Ictal aggression does not need symptomatic treatment but one might consider interrupting a nonconvulsive status for example with benzodiazepines. Apart from that, a patient who displays agitation and aggression during a seizure should not be restricted since defensive violence is more common in such situations and the aggressive behaviour is self-limited, as is the seizure.
The same is true for postictal confusional states, and even aggressive behaviour in the context of postictal psychosis is self-limited. However, if the aggression is severe and disturbing or self-harming, medical treatment with benodiazepines like diazepam or clobazan and/or antipsychotics, for example risperidone, olanzapine or quetiapine should be given. Good seizure control, avoiding severe complex partial or secondary generalized seizures, is the best prophylactic intervention since postictal confusional and psychotic states are more common after severe seizures.
In interictal aggression, prophylactic and acute symptomatic treatment of aggression and agitation should be differentiated. For the treatment of acute hyper-arousal-dyscontrol syndromes a combination of benzodiazepines like diazepam and antipsychotics like haloperidol or sulpiride are still the most effective and safest interventions. In cases of interictal psychosis however, the antipsychotic medication should eventually be switched to one of the atypical antipsychotic agents with little proconvulsant potential like risperidone, olanzapine or quetiapine, since these drugs are better tolerated. A good control of the psychosis is the best way to prevent aggression if it is part of the psychosis.
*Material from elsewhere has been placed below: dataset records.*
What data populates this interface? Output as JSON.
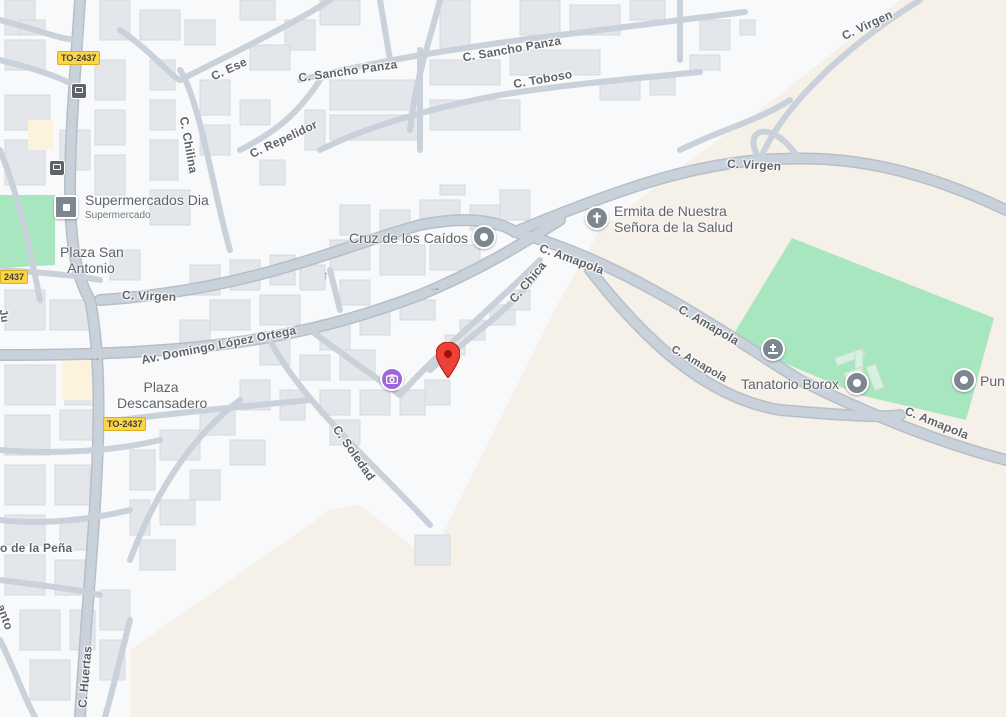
{
  "colors": {
    "background": "#f8f9fa",
    "sand": "#f5f0e8",
    "park": "#a8e6bf",
    "road": "#c7cfd8",
    "road_casing": "#b6bfc9",
    "building": "#e8eaed",
    "poi_gray": "#7d878f",
    "poi_purple": "#9e66d8",
    "marker_red": "#ea4335"
  },
  "streets": {
    "c_virgen_top": "C. Virgen",
    "c_sancho_panza_1": "C. Sancho Panza",
    "c_sancho_panza_2": "C. Sancho Panza",
    "c_toboso": "C. Toboso",
    "c_ese": "C. Ese",
    "c_repelidor": "C. Repelidor",
    "c_chilina": "C. Chilina",
    "c_virgen_right": "C. Virgen",
    "c_virgen_left": "C. Virgen",
    "av_domingo": "Av. Domingo López Ortega",
    "c_chica": "C. Chica",
    "c_amapola_1": "C. Amapola",
    "c_amapola_2": "C. Amapola",
    "c_amapola_3": "C. Amapola",
    "c_amapola_4": "C. Amapola",
    "c_soledad": "C. Soledad",
    "c_huertas": "C. Huertas",
    "de_la_pena": "o de la Peña",
    "anto": "anto"
  },
  "road_shields": {
    "to2437_top": "TO-2437",
    "to2437_left": "2437",
    "to2437_bottom": "TO-2437"
  },
  "places": {
    "supermercados_name": "Supermercados Dia",
    "supermercados_category": "Supermercado",
    "plaza_san_antonio_line1": "Plaza San",
    "plaza_san_antonio_line2": "Antonio",
    "plaza_descansadero_line1": "Plaza",
    "plaza_descansadero_line2": "Descansadero",
    "cruz_caidos": "Cruz de los Caídos",
    "ermita_line1": "Ermita de Nuestra",
    "ermita_line2": "Señora de la Salud",
    "tanatorio": "Tanatorio Borox",
    "pun": "Pun"
  },
  "icons": {
    "bus_stop": "bus-icon",
    "place_pin": "place-pin-icon",
    "church": "cross-icon",
    "camera": "camera-icon",
    "cemetery": "cemetery-icon",
    "marker": "map-marker-icon"
  }
}
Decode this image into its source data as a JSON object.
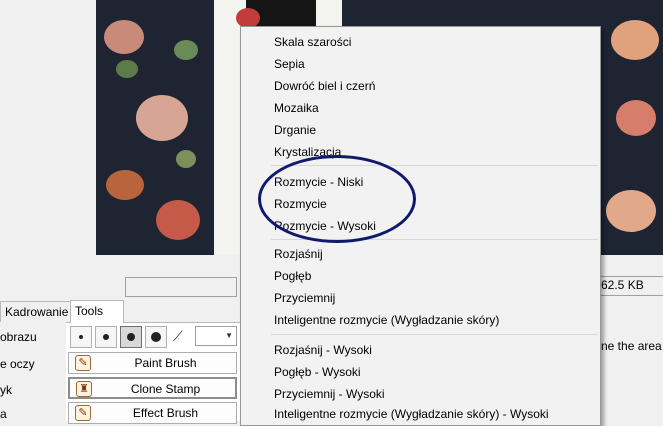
{
  "tabs": [
    {
      "label": "Kadrowanie",
      "active": false
    },
    {
      "label": "Tools",
      "active": true
    }
  ],
  "side_labels": [
    "obrazu",
    "e oczy",
    "yk",
    "a"
  ],
  "brush_buttons": [
    "brush-small",
    "brush-medium",
    "brush-large-selected",
    "brush-xlarge"
  ],
  "tools": [
    {
      "label": "Paint Brush",
      "icon": "paint-brush-icon"
    },
    {
      "label": "Clone Stamp",
      "icon": "clone-stamp-icon"
    },
    {
      "label": "Effect Brush",
      "icon": "effect-brush-icon"
    }
  ],
  "file_size": "62.5 KB",
  "right_hint": "ne the area",
  "context_menu": {
    "items": [
      {
        "label": "Skala szarości",
        "group": 0
      },
      {
        "label": "Sepia",
        "group": 0
      },
      {
        "label": "Dowróć biel i czerń",
        "group": 0
      },
      {
        "label": "Mozaika",
        "group": 0
      },
      {
        "label": "Drganie",
        "group": 0
      },
      {
        "label": "Krystalizacja",
        "group": 0
      },
      {
        "label": "Rozmycie - Niski",
        "group": 1
      },
      {
        "label": "Rozmycie",
        "group": 1
      },
      {
        "label": "Rozmycie - Wysoki",
        "group": 1
      },
      {
        "label": "Rozjaśnij",
        "group": 2
      },
      {
        "label": "Pogłęb",
        "group": 2
      },
      {
        "label": "Przyciemnij",
        "group": 2
      },
      {
        "label": "Inteligentne rozmycie (Wygładzanie skóry)",
        "group": 2
      },
      {
        "label": "Rozjaśnij - Wysoki",
        "group": 3
      },
      {
        "label": "Pogłęb - Wysoki",
        "group": 3
      },
      {
        "label": "Przyciemnij - Wysoki",
        "group": 3
      },
      {
        "label": "Inteligentne rozmycie (Wygładzanie skóry) - Wysoki",
        "group": 3
      }
    ]
  },
  "annotation_color": "#101a6c"
}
In the case of interictal aggressive syndromes like IED there is no well-established medical prophylactic therapy; however, there are many anecdotal reports of effective use of substances like lithium, valproate, carbamazepine, antipsychotics, beta-blockers, clonidine and even psychostimulants (Fava, 1997; Griffith, 1985; Yudofsky, 1990). However, since there are hardly any well-conducted systematic treatment studies at the moment the medical treatment still is very experimental and single-case driven. Nevertheless, in the light of the very severe burden that is put on patients and their relatives and caregivers by the sometimes devastating behavioural episodes, a systematic trial of these agents seems to justified in special cases. The use of cognitive-behaviour therapy for anger management should also be considered, either as a first-choice treatment, or combined with psychotropic drugs.